Lorsqu’ils ont tiré le lait, ils le versent dans des vases de bois autour desquels ils placent leurs esclaves pour le remuer et l’agiter. Ils enlèvent la partie du lait qui surnage[1], la regardant comme la meilleure et la plus délicieuse, et celle de dessous comme la moins estimée. C’est pour servir à cette fonction que les Scythes crèvent les yeux à tous leurs prisonniers ; car ils ne sont point cultivateurs, mais nomades.
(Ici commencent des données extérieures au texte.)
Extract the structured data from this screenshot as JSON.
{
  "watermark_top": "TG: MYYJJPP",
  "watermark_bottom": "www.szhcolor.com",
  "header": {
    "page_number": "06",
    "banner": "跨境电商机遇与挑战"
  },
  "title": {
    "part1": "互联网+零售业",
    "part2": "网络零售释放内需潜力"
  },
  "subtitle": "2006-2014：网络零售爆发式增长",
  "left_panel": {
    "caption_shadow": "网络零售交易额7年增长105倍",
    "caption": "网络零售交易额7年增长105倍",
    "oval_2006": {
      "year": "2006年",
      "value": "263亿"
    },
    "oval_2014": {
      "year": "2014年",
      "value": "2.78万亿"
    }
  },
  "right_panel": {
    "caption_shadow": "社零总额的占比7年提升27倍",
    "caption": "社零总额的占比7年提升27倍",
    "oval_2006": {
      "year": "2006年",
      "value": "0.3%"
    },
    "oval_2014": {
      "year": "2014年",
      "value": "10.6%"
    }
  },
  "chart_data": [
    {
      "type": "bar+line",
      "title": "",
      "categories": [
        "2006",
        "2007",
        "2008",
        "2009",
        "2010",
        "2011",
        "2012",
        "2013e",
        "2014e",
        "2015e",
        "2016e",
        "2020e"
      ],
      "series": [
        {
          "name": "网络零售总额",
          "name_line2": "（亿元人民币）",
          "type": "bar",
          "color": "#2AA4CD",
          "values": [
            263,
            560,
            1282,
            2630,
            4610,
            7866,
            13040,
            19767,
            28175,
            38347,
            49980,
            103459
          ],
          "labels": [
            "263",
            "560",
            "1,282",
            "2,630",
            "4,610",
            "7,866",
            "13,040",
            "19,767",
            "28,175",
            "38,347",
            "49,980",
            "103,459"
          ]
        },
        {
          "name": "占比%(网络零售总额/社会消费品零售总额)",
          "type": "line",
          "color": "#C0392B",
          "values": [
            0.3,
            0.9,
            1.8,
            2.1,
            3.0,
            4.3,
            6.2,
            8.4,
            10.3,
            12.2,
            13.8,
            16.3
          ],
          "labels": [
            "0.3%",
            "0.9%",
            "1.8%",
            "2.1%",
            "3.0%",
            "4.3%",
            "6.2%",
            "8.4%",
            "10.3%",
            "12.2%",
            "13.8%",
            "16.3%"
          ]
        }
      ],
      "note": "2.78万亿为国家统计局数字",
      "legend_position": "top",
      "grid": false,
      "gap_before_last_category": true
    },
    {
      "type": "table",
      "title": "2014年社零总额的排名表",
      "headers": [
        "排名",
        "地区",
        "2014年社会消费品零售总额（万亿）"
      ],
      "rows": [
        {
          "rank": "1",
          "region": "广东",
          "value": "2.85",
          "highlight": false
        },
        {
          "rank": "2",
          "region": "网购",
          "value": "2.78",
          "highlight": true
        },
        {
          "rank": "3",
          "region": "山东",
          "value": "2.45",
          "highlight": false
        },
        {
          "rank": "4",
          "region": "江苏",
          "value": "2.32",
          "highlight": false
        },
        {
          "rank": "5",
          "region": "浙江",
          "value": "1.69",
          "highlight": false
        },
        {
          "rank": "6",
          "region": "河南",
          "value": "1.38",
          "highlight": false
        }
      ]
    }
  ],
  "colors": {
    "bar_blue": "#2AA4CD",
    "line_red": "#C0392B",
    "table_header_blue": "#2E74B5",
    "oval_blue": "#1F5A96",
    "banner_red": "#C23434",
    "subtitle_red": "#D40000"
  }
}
III. De ces esclaves et des femmes scythes, il était né beaucoup de jeunes gens, qui, ayant appris quelle était leur naissance, marchèrent au-devant des Scythes qui revenaient de la Médie. Ils commencèrent d’abord par couper le pays en creusant un large fossé depuis les monts Tauriques jusqu’au Palus-Mæotis, qui est d’une vaste étendue. Ils allèrent ensuite camper devant les Scythes qui tâchaient de pénétrer dans le pays, et les combattirent. Il y eut entre eux des actions fréquentes, sans que les Scythes pussent remporter le moindre avantage. « Scythes, que faisons-nous ? s’écria l’un d’entre eux ; s’ils nous tuent quelqu’un des nôtres, notre nombre diminue ; et, si nous tuons quelqu’un d’entre eux, nous diminuons nous-mêmes le nombre de nos esclaves. Laissons-là, si vous m’en croyez, nos arcs et nos javelots, et marchons à eux, armés chacun du fouet dont il se sert pour mener ses chevaux. Tant qu’ils nous ont vus avec nos armes, ils se sont imaginé qu’ils étaient nés nos égaux. Mais quand, au lieu d’armes, ils nous verront le fouet à la main, ils apprendront qu’ils sont nos esclaves, et, convaincus de la bassesse de leur naissance, ils n’oseront plus nous résister. »

  1. C’est la crème. Il est bien étonnant que ni les Grecs ni les Latins n’aient pas en leur langue de terme qui l’exprime. Fortunat, qui vivait dans le vie siècle, s’est servi du mot crema ; il vient de cremor, que les Latins emploient pour signifier le suc épais qui surnage sur l’eau où l’on a fait macérer du grain. (L.)